President Kirchner, at a rare post-election press conference, said her party and its allies now “must negotiate and reach consensus” with other blocs.
“The government is going to require an exercise in consensus and agreements in order to govern, but building consensus also depends on the other parties,” she said.
Kirchner said her seats dropped to 35 from 37 in the Senate, where her allies also shrank by two. And in the 256-member lower house her lawmakers dropped eight seats, to 107 from 115, not counting allies from other parties.
But the 56-year-old leader insisted she had no plans to shake up her Cabinet, other than to replace Graciela Ocana, who resigned her post as health minister.
“I don’t see the need to make changes in the Cabinet because of the election results,” Kirchner said.
Nestor Kirchner was soundly defeated in Buenos Aires Province, where 40 percent of Argentina’s voters live, by rival Francisco De Narvaez, who represents a strain within the Peronist movement that favors a return to neoliberal ideas.
The ex-president said his decision to resign was “irreversible” and called on his running mate, governor of Buenos Aires Province Daniel Scioli, to “take on the challenge of assuming control of the party,” official news agency Telam reported.
The Kirchners were defeated in the capital and Buenos Aires Province, in major provinces including Santa Fe, Cordoba and Mendoza, and even in their stronghold, Santa Cruz. The pair had built their political success on Argentina’s return to growth after the 2001-2002 economic crisis, but had suffered amid the country’s current financial downturn.

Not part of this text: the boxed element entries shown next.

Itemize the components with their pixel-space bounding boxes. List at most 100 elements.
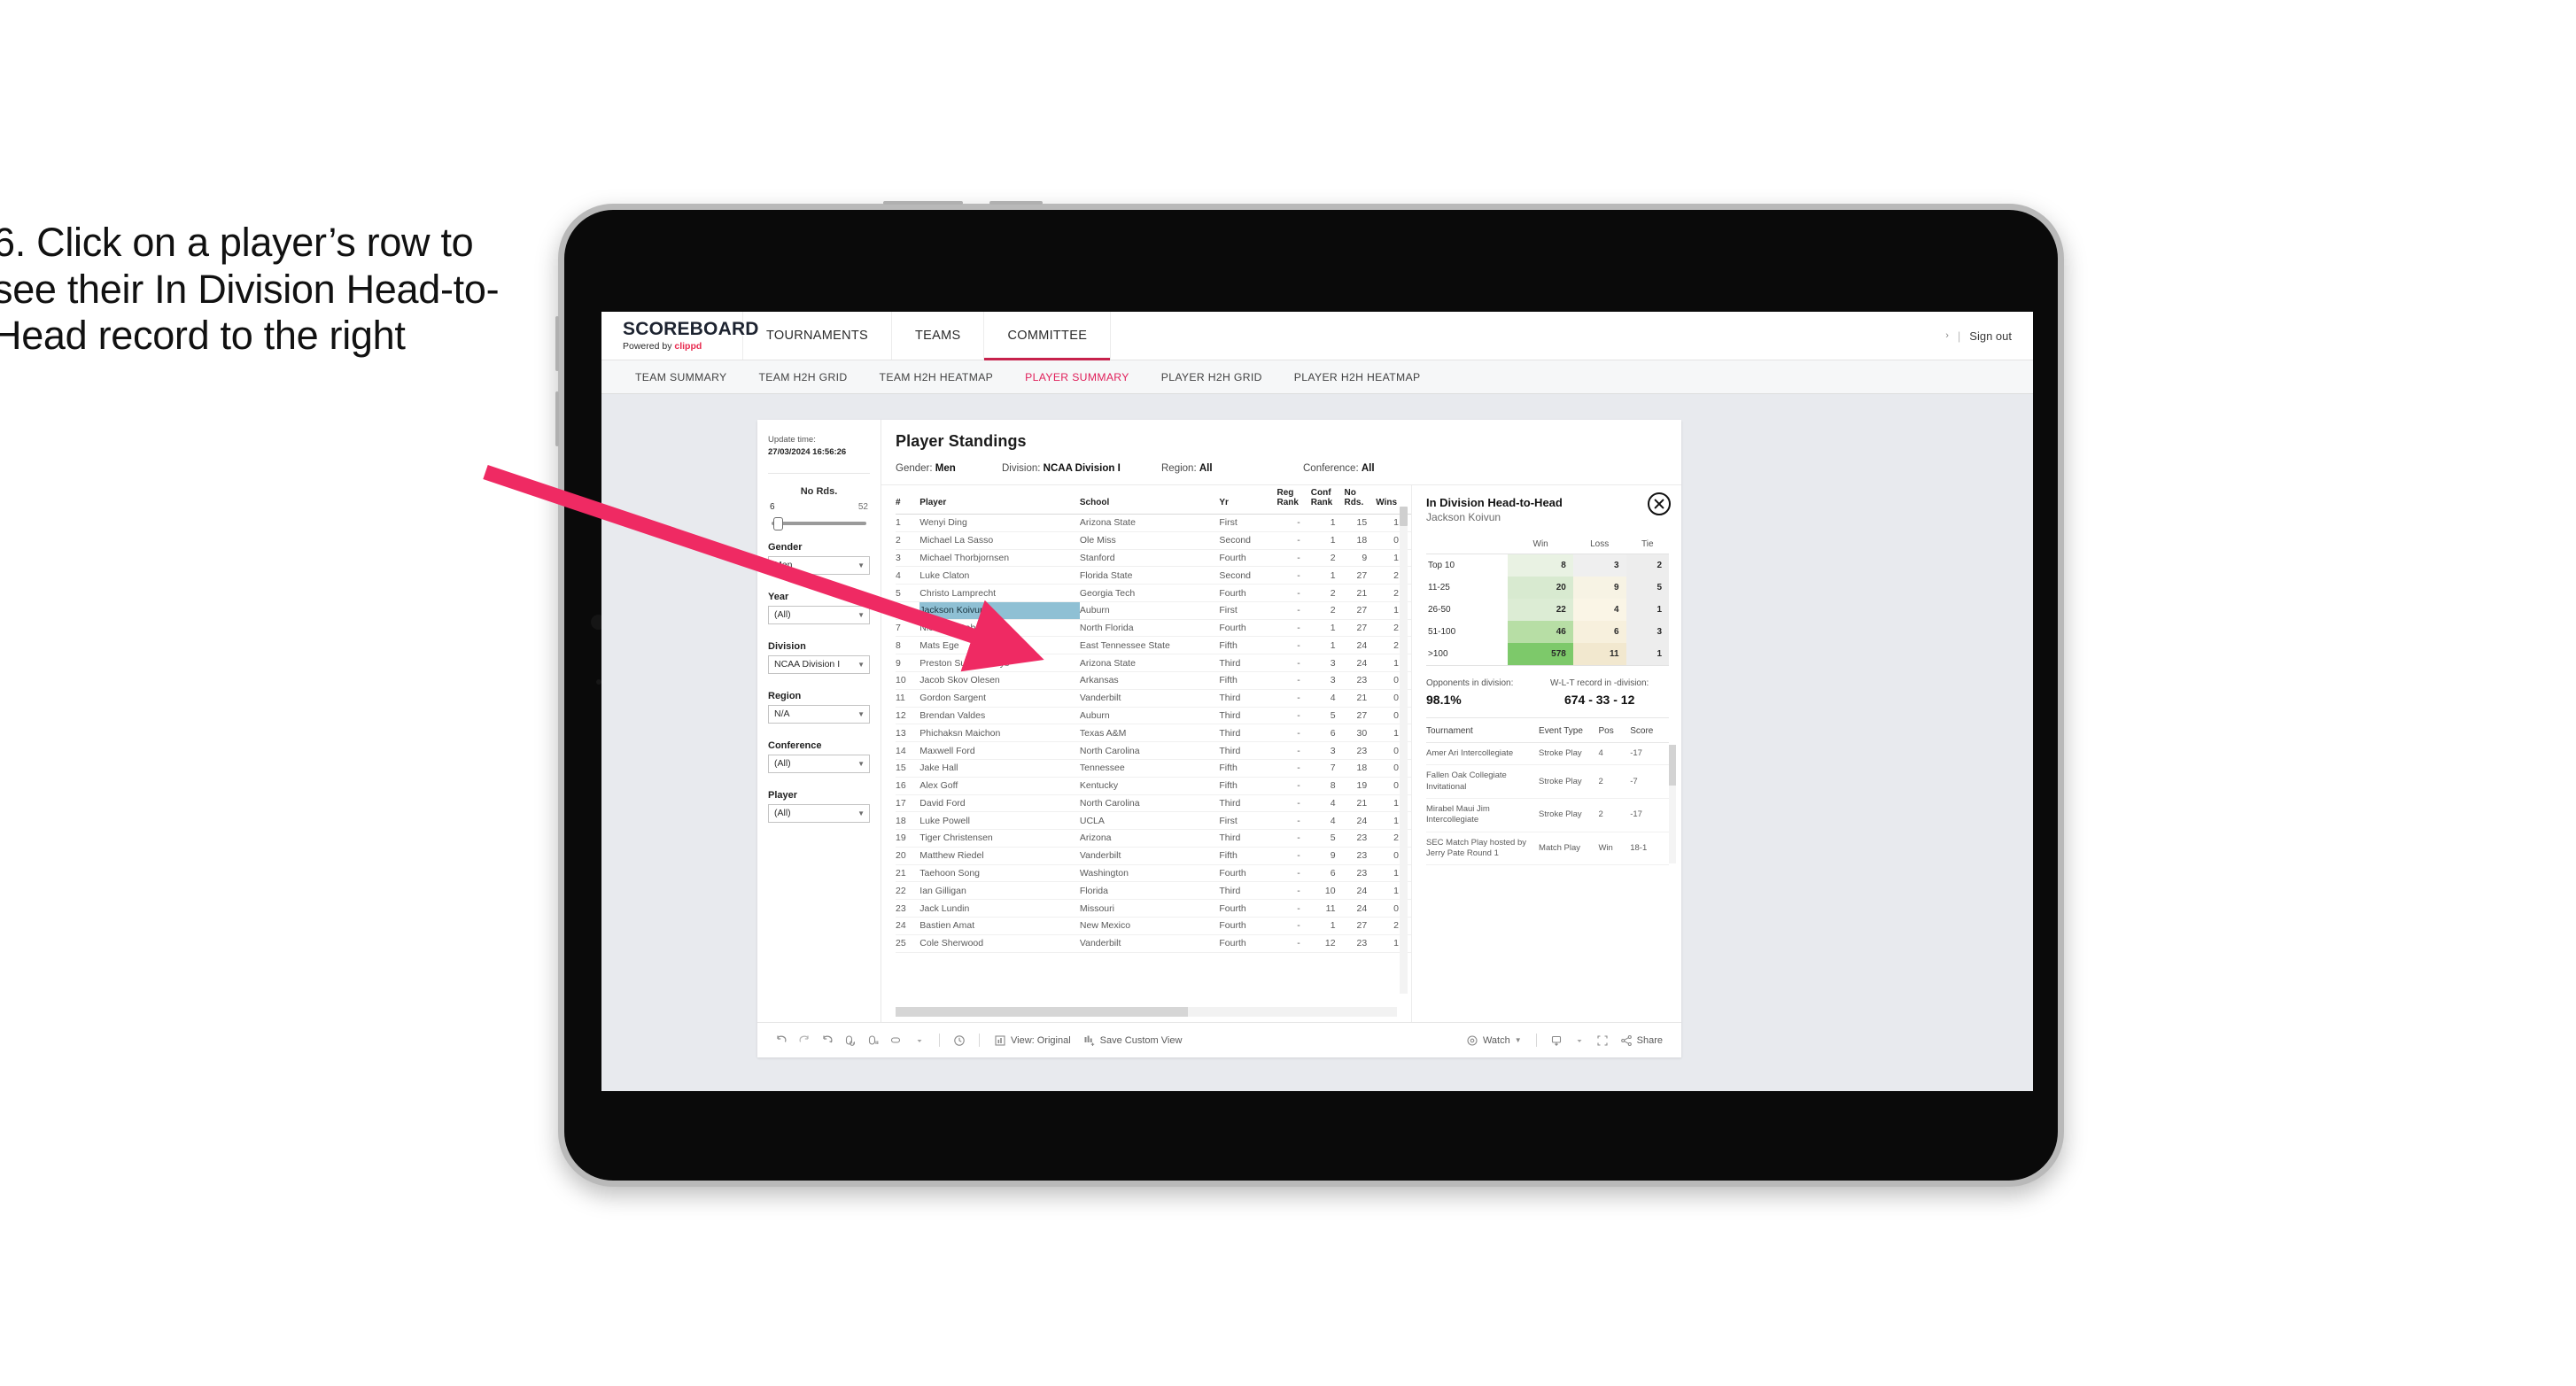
- filter-select-year[interactable]: (All) ▼: [768, 605, 870, 624]
- undo-icon[interactable]: [770, 1029, 793, 1052]
- table-row[interactable]: 24 Bastien Amat New Mexico Fourth -1 27 2: [896, 917, 1411, 935]
- heatmap-cell[interactable]: 22: [1508, 599, 1573, 621]
- tournament-row[interactable]: Mirabel Maui Jim Intercollegiate Stroke P…: [1426, 798, 1669, 832]
- no-rounds-slider[interactable]: [772, 516, 866, 530]
- table-row[interactable]: 22 Ian Gilligan Florida Third -10 24 1: [896, 881, 1411, 901]
- chevron-down-icon[interactable]: [908, 1029, 931, 1052]
- table-row[interactable]: 8 Mats Ege East Tennessee State Fifth -1 24 2: [896, 636, 1411, 655]
- table-row[interactable]: 9 Preston Summerhays Arizona State Third -3 2…: [896, 654, 1411, 673]
- cell-player: Wenyi Ding: [919, 514, 1080, 532]
- table-row[interactable]: 25 Cole Sherwood Vanderbilt Fourth -12 23 1: [896, 934, 1411, 953]
- table-row[interactable]: 6 Jackson Koivun Auburn First -2 27 1: [896, 601, 1411, 620]
- cell-reg-rank: -: [1276, 917, 1311, 935]
- nav-tab-tournaments[interactable]: TOURNAMENTS: [743, 312, 893, 360]
- filter-select-division[interactable]: NCAA Division I ▼: [768, 654, 870, 674]
- heatmap-cell[interactable]: 1: [1626, 599, 1669, 621]
- heatmap-cell[interactable]: 46: [1508, 621, 1573, 643]
- subtab-team-h2h-grid[interactable]: TEAM H2H GRID: [743, 371, 864, 383]
- table-row[interactable]: 1 Wenyi Ding Arizona State First -1 15 1: [896, 514, 1411, 532]
- table-row[interactable]: 23 Jack Lundin Missouri Fourth -11 24 0: [896, 899, 1411, 918]
- tournament-row[interactable]: Fallen Oak Collegiate Invitational Stroke…: [1426, 764, 1669, 800]
- filter-select-region[interactable]: N/A ▼: [768, 704, 870, 724]
- table-row[interactable]: 17 David Ford North Carolina Third -4 21 1: [896, 794, 1411, 813]
- table-row[interactable]: 4 Luke Claton Florida State Second -1 27 2: [896, 566, 1411, 585]
- shape-icon[interactable]: [885, 1029, 908, 1052]
- table-row[interactable]: 20 Matthew Riedel Vanderbilt Fifth -9 23 0: [896, 847, 1411, 865]
- cell-yr: Third: [1219, 741, 1277, 760]
- heatmap-cell[interactable]: 9: [1572, 577, 1626, 599]
- applied-filter-division: Division: NCAA Division I: [1002, 463, 1161, 474]
- table-row[interactable]: 14 Maxwell Ford North Carolina Third -3 23 0: [896, 741, 1411, 760]
- heatmap-cell[interactable]: 4: [1572, 599, 1626, 621]
- col-yr: Yr: [1219, 485, 1277, 515]
- tournament-row[interactable]: SEC Match Play hosted by Jerry Pate Roun…: [1426, 832, 1669, 866]
- heatmap-cell[interactable]: 20: [1508, 577, 1573, 599]
- table-row[interactable]: 5 Christo Lamprecht Georgia Tech Fourth -2 21…: [896, 584, 1411, 602]
- table-row[interactable]: 3 Michael Thorbjornsen Stanford Fourth -2 9 1: [896, 549, 1411, 568]
- nav-tab-committee[interactable]: COMMITTEE: [984, 312, 1112, 360]
- chevron-down-icon[interactable]: [1568, 1029, 1591, 1052]
- heatmap-cell[interactable]: 3: [1626, 621, 1669, 643]
- download-icon[interactable]: [1545, 1029, 1568, 1052]
- filter-select-conference[interactable]: (All) ▼: [768, 754, 870, 773]
- table-vertical-scrollbar-track[interactable]: [1400, 507, 1408, 994]
- table-row[interactable]: 13 Phichaksn Maichon Texas A&M Third -6 30 1: [896, 724, 1411, 743]
- redo-icon[interactable]: [793, 1029, 816, 1052]
- heatmap-cell[interactable]: 6: [1572, 621, 1626, 643]
- chevron-right-icon[interactable]: ›: [1945, 330, 1949, 341]
- cell-rank: 7: [896, 619, 920, 638]
- pause-icon[interactable]: [862, 1029, 885, 1052]
- heatmap-cell[interactable]: 5: [1626, 577, 1669, 599]
- tournament-row[interactable]: Amer Ari Intercollegiate Stroke Play 4 -17: [1426, 742, 1669, 766]
- table-horizontal-scrollbar[interactable]: [896, 1007, 1188, 1017]
- subtab-team-h2h-heatmap[interactable]: TEAM H2H HEATMAP: [864, 371, 1010, 383]
- power-button[interactable]: [989, 201, 1043, 205]
- cell-conf-rank: 1: [1310, 531, 1345, 550]
- table-row[interactable]: 16 Alex Goff Kentucky Fifth -8 19 0: [896, 777, 1411, 795]
- filter-select-gender[interactable]: Men ▼: [768, 555, 870, 575]
- table-row[interactable]: 21 Taehoon Song Washington Fourth -6 23 1: [896, 864, 1411, 883]
- filter-select-player[interactable]: (All) ▼: [768, 803, 870, 823]
- heatmap-cell[interactable]: 8: [1508, 554, 1573, 577]
- heatmap-cell[interactable]: 11: [1572, 643, 1626, 666]
- view-original-button[interactable]: View: Original: [988, 1034, 1077, 1047]
- main-panel: Player Standings Gender: Men Division: N…: [881, 420, 1681, 1022]
- subtab-player-h2h-grid[interactable]: PLAYER H2H GRID: [1145, 371, 1278, 383]
- table-row[interactable]: 19 Tiger Christensen Arizona Third -5 23 2: [896, 829, 1411, 848]
- refresh-icon[interactable]: [839, 1029, 862, 1052]
- table-vertical-scrollbar[interactable]: [1400, 507, 1408, 526]
- table-row[interactable]: 15 Jake Hall Tennessee Fifth -7 18 0: [896, 759, 1411, 778]
- heatmap-cell[interactable]: 2: [1626, 554, 1669, 577]
- save-custom-view-button[interactable]: Save Custom View: [1077, 1034, 1189, 1047]
- share-button[interactable]: Share: [1614, 1034, 1669, 1047]
- volume-down-button[interactable]: [555, 391, 559, 446]
- table-row[interactable]: 12 Brendan Valdes Auburn Third -5 27 0: [896, 707, 1411, 725]
- alerts-icon[interactable]: [948, 1029, 971, 1052]
- table-row[interactable]: 18 Luke Powell UCLA First -4 24 1: [896, 811, 1411, 831]
- tournament-scrollbar[interactable]: [1669, 745, 1676, 786]
- heatmap-cell[interactable]: 578: [1508, 643, 1573, 666]
- subtab-player-summary[interactable]: PLAYER SUMMARY: [1009, 371, 1145, 383]
- close-icon[interactable]: [1648, 492, 1671, 515]
- heatmap-cell[interactable]: 1: [1626, 643, 1669, 666]
- subtab-team-summary[interactable]: TEAM SUMMARY: [619, 371, 743, 383]
- sign-out-link[interactable]: Sign out: [1969, 329, 2012, 343]
- revert-icon[interactable]: [816, 1029, 839, 1052]
- nav-tab-teams[interactable]: TEAMS: [892, 312, 985, 360]
- subtab-player-h2h-heatmap[interactable]: PLAYER H2H HEATMAP: [1278, 371, 1437, 383]
- cell-player: Michael La Sasso: [919, 531, 1080, 550]
- slider-handle[interactable]: [773, 516, 783, 530]
- volume-up-button[interactable]: [555, 316, 559, 371]
- fullscreen-icon[interactable]: [1591, 1029, 1614, 1052]
- cell-conf-rank: 10: [1310, 881, 1345, 901]
- brand-logo[interactable]: SCOREBOARD Powered by clippd: [601, 312, 758, 360]
- cell-player: Taehoon Song: [919, 864, 1080, 883]
- heatmap-cell[interactable]: 3: [1572, 554, 1626, 577]
- watch-button[interactable]: Watch ▼: [1460, 1034, 1528, 1047]
- table-row[interactable]: 10 Jacob Skov Olesen Arkansas Fifth -3 23 0: [896, 671, 1411, 690]
- table-row[interactable]: 2 Michael La Sasso Ole Miss Second -1 18 0: [896, 531, 1411, 550]
- table-row[interactable]: 7 Nicholas Gabrelcik North Florida Fourth -1…: [896, 619, 1411, 638]
- tournament-header-row: Tournament Event Type Pos Score: [1426, 718, 1669, 743]
- table-row[interactable]: 11 Gordon Sargent Vanderbilt Third -4 21 0: [896, 689, 1411, 708]
- powered-by-text: Powered by: [623, 341, 675, 352]
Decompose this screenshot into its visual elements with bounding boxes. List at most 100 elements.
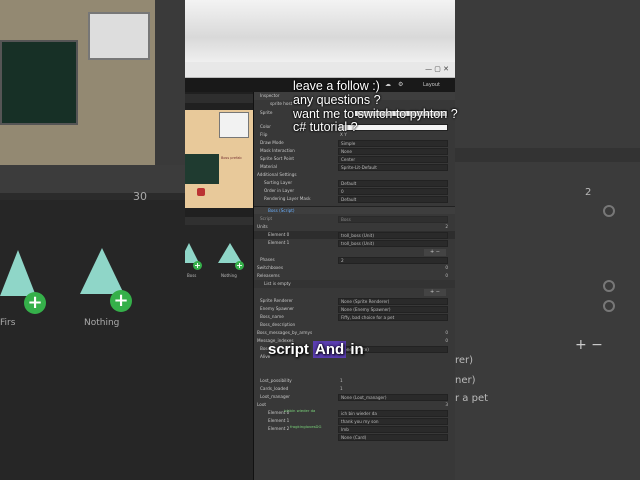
loot-element-2-field[interactable]: lmb	[338, 425, 448, 433]
scene-frame	[219, 112, 249, 138]
script-label: Script	[260, 216, 273, 221]
script-field: Boss	[338, 215, 448, 223]
releasems-row[interactable]: Releasems 0	[254, 272, 455, 280]
mask-dropdown[interactable]: None	[338, 147, 448, 155]
loot-element-1-field[interactable]: thank you my son	[338, 417, 448, 425]
left-bg-asset-label-1: Firs	[0, 318, 16, 328]
inspector-panel: Inspector sprite host Sprite Color Flip X…	[253, 92, 455, 480]
project-asset-label-2: Nothing	[221, 273, 237, 278]
enemyspawner-label: Enemy Spawner	[260, 306, 295, 311]
right-bg-label-1: rer)	[455, 355, 474, 366]
lostpossibility-field[interactable]: 1	[338, 378, 448, 385]
unit-element-0: Element 0 troll_boss (Unit)	[254, 231, 455, 239]
messageindexes-count[interactable]: 0	[445, 337, 448, 345]
cardsloaded-label: Cards_loaded	[260, 386, 289, 391]
bossmessages-label: Boss_messages_by_armys	[257, 330, 313, 335]
left-bg-inspector-edge	[155, 0, 185, 165]
enemyspawner-field[interactable]: None (Enemy Spawner)	[338, 305, 448, 313]
material-label: Material	[260, 164, 278, 169]
order-field[interactable]: 0	[338, 187, 448, 195]
subtitle-word-3: in	[350, 341, 364, 358]
releasems-label: Releasems	[257, 273, 280, 278]
left-bg-board	[0, 40, 78, 125]
loot-element-0-field[interactable]: ich bin wieder da	[338, 409, 448, 417]
layout-dropdown[interactable]: Layout	[423, 82, 440, 88]
left-bg-asset-icon-2	[80, 248, 124, 294]
renderlayer-dropdown[interactable]: Default	[338, 195, 448, 203]
left-bg-asset-label-2: Nothing	[84, 318, 120, 328]
loot-element-2: Element 2 lmb	[254, 425, 455, 433]
units-row[interactable]: Units 2	[254, 223, 455, 231]
unit-element-1-field[interactable]: troll_boss (Unit)	[338, 239, 448, 247]
releasems-count[interactable]: 0	[445, 272, 448, 280]
unit-element-0-field[interactable]: troll_boss (Unit)	[338, 231, 448, 239]
project-asset-icon-1[interactable]	[185, 243, 199, 263]
loot-element-1-label: Element 1	[268, 418, 290, 423]
lootmanager-field[interactable]: None (Loot_manager)	[338, 393, 448, 401]
switchboxes-row[interactable]: Switchboxes 0	[254, 264, 455, 272]
right-bg-label-3: r a pet	[455, 393, 489, 404]
additional-settings-foldout[interactable]: Additional Settings	[254, 171, 455, 179]
object-name: sprite host	[270, 101, 293, 106]
scene-toolbar	[185, 94, 253, 103]
left-bg-asset-icon-1	[0, 250, 36, 296]
cardsloaded-field[interactable]: 1	[338, 386, 448, 393]
sortinglayer-row: Sorting Layer Default	[254, 179, 455, 187]
sortpoint-dropdown[interactable]: Center	[338, 155, 448, 163]
switchboxes-count[interactable]: 0	[445, 264, 448, 272]
scene-board	[185, 154, 219, 184]
project-plus-icon-1: +	[193, 261, 202, 270]
project-asset-icon-2[interactable]	[218, 243, 242, 263]
sprite-label: Sprite	[260, 110, 273, 115]
loot-card-field[interactable]: None (Card)	[338, 433, 448, 441]
window-controls[interactable]: — ▢ ✕	[425, 65, 449, 73]
left-background-panel: 30 + Firs + Nothing	[0, 0, 185, 480]
left-bg-toolbar	[0, 165, 185, 193]
right-background-panel: 2 rer) ner) r a pet + −	[455, 0, 640, 480]
right-bg-plus-minus: + −	[575, 337, 603, 353]
left-bg-project	[0, 200, 185, 480]
spriterenderer-field[interactable]: None (Sprite Renderer)	[338, 297, 448, 305]
boss-component-header[interactable]: Boss (Script)	[254, 206, 455, 214]
spriterenderer-row: Sprite Renderer None (Sprite Renderer)	[254, 297, 455, 305]
phases-field[interactable]: 2	[338, 256, 448, 264]
unit-element-0-label: Element 0	[268, 232, 290, 237]
project-toolbar	[185, 217, 253, 225]
lostpossibility-row: Lost_possibility 1	[254, 377, 455, 385]
phases-label: Phases	[260, 257, 275, 262]
cardsloaded-row: Cards_loaded 1	[254, 385, 455, 393]
switchboxes-label: Switchboxes	[257, 265, 284, 270]
inspector-tab[interactable]: Inspector	[260, 92, 280, 100]
subtitle-caption: script And in	[268, 341, 364, 358]
list-empty-label: List is empty	[264, 281, 291, 286]
cloud-icon[interactable]: ☁	[385, 81, 391, 88]
releasems-plus-minus[interactable]: + −	[424, 289, 446, 296]
boss-component-title: Boss (Script)	[268, 208, 295, 213]
material-field[interactable]: Sprite-Lit-Default	[338, 163, 448, 171]
gear-icon[interactable]: ⚙	[398, 81, 403, 88]
lootmanager-row: Loot_manager None (Loot_manager)	[254, 393, 455, 401]
list-empty-row: List is empty	[254, 280, 455, 288]
right-bg-target-icon	[603, 205, 615, 217]
left-bg-frame	[88, 12, 150, 60]
mask-label: Mask Interaction	[260, 148, 295, 153]
right-bg-num: 2	[585, 187, 592, 198]
units-plus-minus[interactable]: + −	[424, 249, 446, 256]
loot-card-row: None (Card)	[254, 433, 455, 441]
scene-view[interactable]: Boss prefab	[185, 110, 253, 208]
flip-label: Flip	[260, 132, 268, 137]
bossmessages-row[interactable]: Boss_messages_by_armys 0	[254, 329, 455, 337]
bossmessages-count[interactable]: 0	[445, 329, 448, 337]
units-count[interactable]: 2	[445, 223, 448, 231]
sortinglayer-dropdown[interactable]: Default	[338, 179, 448, 187]
loot-count[interactable]: 3	[445, 401, 448, 409]
unit-element-1: Element 1 troll_boss (Unit)	[254, 239, 455, 247]
phases-row: Phases 2	[254, 256, 455, 264]
drawmode-dropdown[interactable]: Simple	[338, 139, 448, 147]
bossdesc-row: Boss_description	[254, 321, 455, 329]
enemyspawner-row: Enemy Spawner None (Enemy Spawner)	[254, 305, 455, 313]
sortpoint-row: Sprite Sort Point Center	[254, 155, 455, 163]
bossname-label: Boss_name	[260, 314, 284, 319]
bossname-field[interactable]: Fiffy, bad choice for a pet	[338, 313, 448, 321]
chat-user-1: ichbin wieder da	[284, 408, 316, 413]
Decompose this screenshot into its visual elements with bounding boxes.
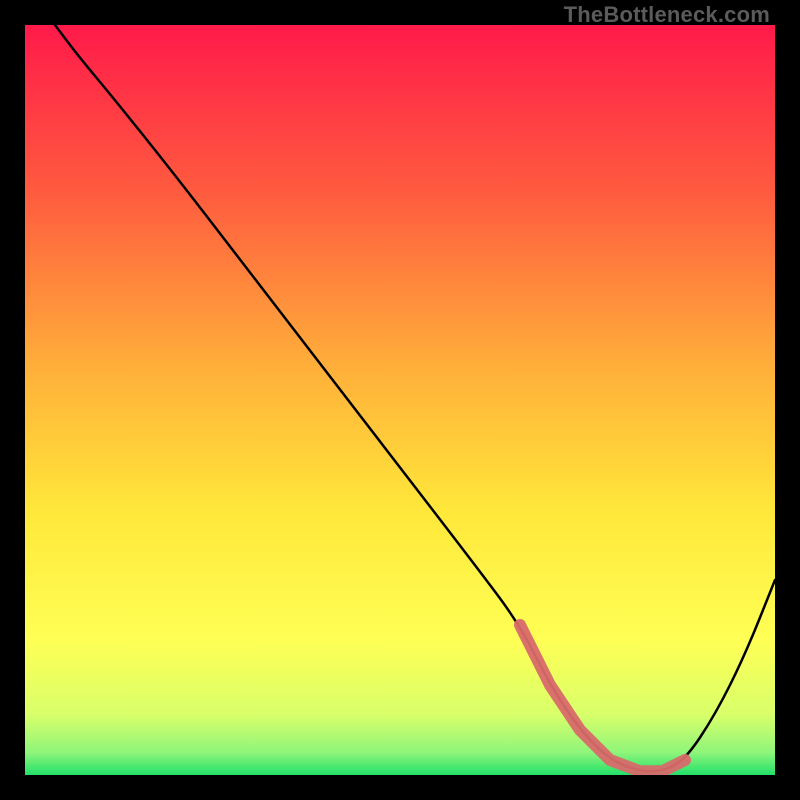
watermark-label: TheBottleneck.com [564,2,770,28]
chart-frame [25,25,775,775]
chart-svg [25,25,775,775]
gradient-background [25,25,775,775]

Economists say Argentina is entering a recession, despite government figures that suggest otherwise.
Kirchner’s opponent De Narvaez, a wealthy tycoon who spent millions on his campaign, boasted on Monday that “we have turned a page in Argentine history.”
“A new history will dawn in the life of every Argentine,” he said.
But even with the opposition winning 70 percent of the vote, it remains sharply divided between right-leaning Peronists, Social Democrats and small leftist parties.
Ricardo Alfonsin, a center-right opposition leader who won a seat in the Chamber of Deputies, praised the performance of an alliance between center-right and center-left liberal politicians.
“We have now become the main opposition force,” the son of former Argentine president Raul Alfonsin said.
The elections, in which half of the seats in the Chamber of Deputies and a third in the Senate were in play, produced some clues about the future of Argentine politics.
Former Formula One driver Carlos Reutemann, Buenos Aires Mayor Mauricio Macri and Vice President Julio Cobos now all appear to be potential presidential contenders in 2011.